If someone from a resort tells you the week is still yours, it will probably be because legally it still is, and then you will have the choice of paying up, or having your credit destroyed. Your choice, just like using a scofflaw closing company is your choice.
Some of the common errors I see on deeds from scofflaw closing companies include:
1) not containing all of the legal requisites for a valid deed in North Carolina
2) using corporate deed templates for individual deeds (this does not always make the deed invalid to pass title but often does)
3) not copying the entire legal description
4) using a legal description from the wrong resort
5) failing to pick up the week and unit number when they are in the body of the deed instead of within the description
6) changing the unit and week number where it appears for convenience but not in the description where it matters from a legal standpoint.
7) using language from another state on joint tenancy. Because of a North Carolina statute and subsequnet Supreme Court case, one has to be VERY specific here or you end up with a tenancy in common instead. This does not invalidate title but it could be very expensive at probate time. An NC attorney in most situations would have solved the problem by creating a tenancy by the entirety instead, which can be done by inserted one word (and it is not ''entirety'') and has the same attributes that most are looking for with a joint tenancy.
One Outer Banks HOA spent thousands of dollars hiring an attorney to try to clean up the deeds at their resort, most of the mess coming from scofflaw timeshare closing companies. Of course, that should have been the expenses of the members in the mess, and not an HOA expense.
Avoiding legal fees can often be a false economy. I remember well one potential client who came in when I was in the private practice of law. To save the ~$200 legal fee at the time for an uncontested divorce, she had copied what someone else had done, prepared her own papers and obtained the divorce. Unfortunately for her, she had a substantial marital property claim agasint her husband for property that was solely in his name, and a divorce decree cuts off that claim unless language is inserted to preserve it. She, of course, did not know to do this and did not include it in the divorce decree she prepared herself. So, to save $200, she shot herself out of the saddle on what would otherwise have been a solid claim for ~$100,000.
OK,OK you were a practicing lawyer.
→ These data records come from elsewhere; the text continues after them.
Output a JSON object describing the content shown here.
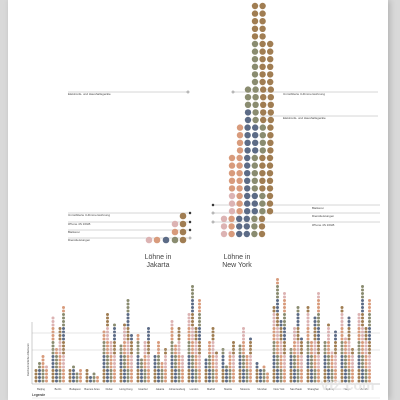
{
  "chart_data": {
    "type": "scatter",
    "colors": {
      "olive": "#8a8c70",
      "brown": "#a07d52",
      "blue": "#5c6b86",
      "salmon": "#d89b7c",
      "pink": "#dcb3b3",
      "line": "#9a9a9a",
      "bg": "#ffffff"
    },
    "comparison": {
      "jakarta": {
        "title_line1": "Löhne in",
        "title_line2": "Jakarta",
        "labels": [
          "Unmöblierte 3-Zimmerwohnung",
          "iPhone 4S 16GB",
          "Bäckerei",
          "Dienstleistungen"
        ]
      },
      "newyork": {
        "title_line1": "Löhne in",
        "title_line2": "New York",
        "labels": [
          "Elektronik- und Haushaltsgeräte",
          "Unmöblierte 3-Zimmerwohnung",
          "Elektronik- und Haushaltsgeräte",
          "Bäckerei",
          "Dienstleistungen",
          "iPhone 4S 16GB"
        ]
      }
    },
    "cities": [
      "Beijing",
      "Berlin",
      "Budapest",
      "Buenos Aires",
      "Dubai",
      "Hong Kong",
      "Istanbul",
      "Jakarta",
      "Johannesburg",
      "London",
      "Madrid",
      "Manila",
      "Moscow",
      "Mumbai",
      "New York",
      "Sao Paulo",
      "Shanghai",
      "Sydney",
      "Tokyo",
      "Zurich"
    ],
    "bar_heights": [
      8,
      22,
      6,
      4,
      20,
      24,
      16,
      14,
      18,
      28,
      16,
      12,
      18,
      6,
      30,
      22,
      26,
      20,
      22,
      28
    ],
    "y_axis_label": "Durchschnittliche Arbeitszeit",
    "legend_title": "Legende"
  },
  "watermark": "VIZ.com"
}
I've read a lot of your posts over the
last few years but I didn't know that. I little disclosure is nice. Seems to me
that your stating some errors you found through these types of company's
that had some problems. I find it REALLY hard to believe that there are no
problems with any attorney prepared deeds. Any problem would be a pain to
get corrected, no matter who made the mistake. As far as getting money back,
the OP had a free timeshare. If there are fees or money that has to be
paid because of a mistake, that would have to be paid no matter who made
the mistake. People have lost money because of problems with lawyers also.
You state a lot of problems when people don't use a lawyer,
there are many bad stories about lawyers also. You still have to to do your
diligence.
We've both made our points, everyone can decide for themselves.